Measuring Patient Preferences and Clinic Follow-Up Utilizing an Embedded Discharge Appointment Scheduler: A Pilot Study.
Academic Article
Overview
abstract
BACKGROUND: Scheduling timely outpatient follow-up appointments is part of a high-quality discharge process. In many centers, residents and hospitalists schedule follow-up appointments, often without patient input due to time constraints. METHODS: A needs assessment was conducted to quantify clinician time spent making discharge appointments and to identify barriers to successful appointment scheduling. A four-week pilot intervention subsequently embedded a discharge scheduler responsible for scheduling discharge appointments into five house staff teams. The goals of the pilot were to incorporate patients' scheduling preferences when making appointments, to improve appointment attendance, and to reduce administrative burden on residents. Results were analyzed using chi-square and Fisher's exact tests. RESULTS: Patients expressed a strong preference to be involved in scheduling follow-up appointments.

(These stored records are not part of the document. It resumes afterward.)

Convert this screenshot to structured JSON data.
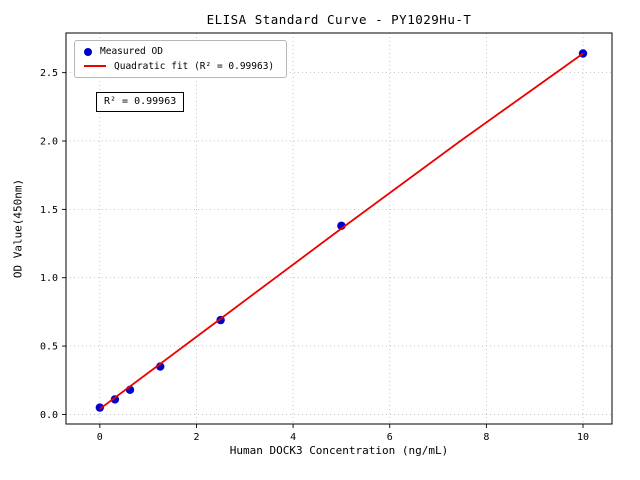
{
  "chart_data": {
    "type": "scatter",
    "title": "ELISA Standard Curve - PY1029Hu-T",
    "xlabel": "Human DOCK3 Concentration (ng/mL)",
    "ylabel": "OD Value(450nm)",
    "xlim": [
      -0.7,
      10.6
    ],
    "ylim": [
      -0.07,
      2.79
    ],
    "x_ticks": [
      0,
      2,
      4,
      6,
      8,
      10
    ],
    "x_tick_labels": [
      "0",
      "2",
      "4",
      "6",
      "8",
      "10"
    ],
    "y_ticks": [
      0.0,
      0.5,
      1.0,
      1.5,
      2.0,
      2.5
    ],
    "y_tick_labels": [
      "0.0",
      "0.5",
      "1.0",
      "1.5",
      "2.0",
      "2.5"
    ],
    "grid": true,
    "legend_position": "upper-left",
    "series": [
      {
        "name": "Measured OD",
        "type": "scatter",
        "color": "#0000cc",
        "x": [
          0,
          0.313,
          0.625,
          1.25,
          2.5,
          5,
          10
        ],
        "y": [
          0.05,
          0.11,
          0.18,
          0.35,
          0.69,
          1.38,
          2.64
        ]
      },
      {
        "name": "Quadratic fit (R² = 0.99963)",
        "type": "line",
        "color": "#ee0000",
        "x": [
          0,
          2.5,
          5,
          7.5,
          10
        ],
        "y": [
          0.04,
          0.7,
          1.36,
          2.01,
          2.64
        ]
      }
    ],
    "annotation": "R² = 0.99963",
    "r_squared": 0.99963
  }
}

In the intervention, there was a statistically significant increase in successfully scheduled appointments (66.7% vs. 87.7%; p < 0.0001) and attendance at follow-up appointments (43.9% baseline vs. 62.9% intervention; p = 0.011), a statistically significant reduction in rescheduled appointments (16.7% baseline vs. 4.9% intervention; p = 0.008), a nonsignificant trend toward increased number of canceled appointments (7.6% baseline vs. 17.5% intervention; p = 0.088), and no significant difference in no-show rates (18.2% baseline vs. 14.7% intervention; p = 0.544). Of residents involved in the pilot, 100% reported that the scheduler improved their ability to care for patients. CONCLUSION: This pilot suggests that adding a nonclinical team member tasked with scheduling discharge appointments improved alignment of the discharge process with patients' preferences and may be of value to residents, hospitalists, and the health care system.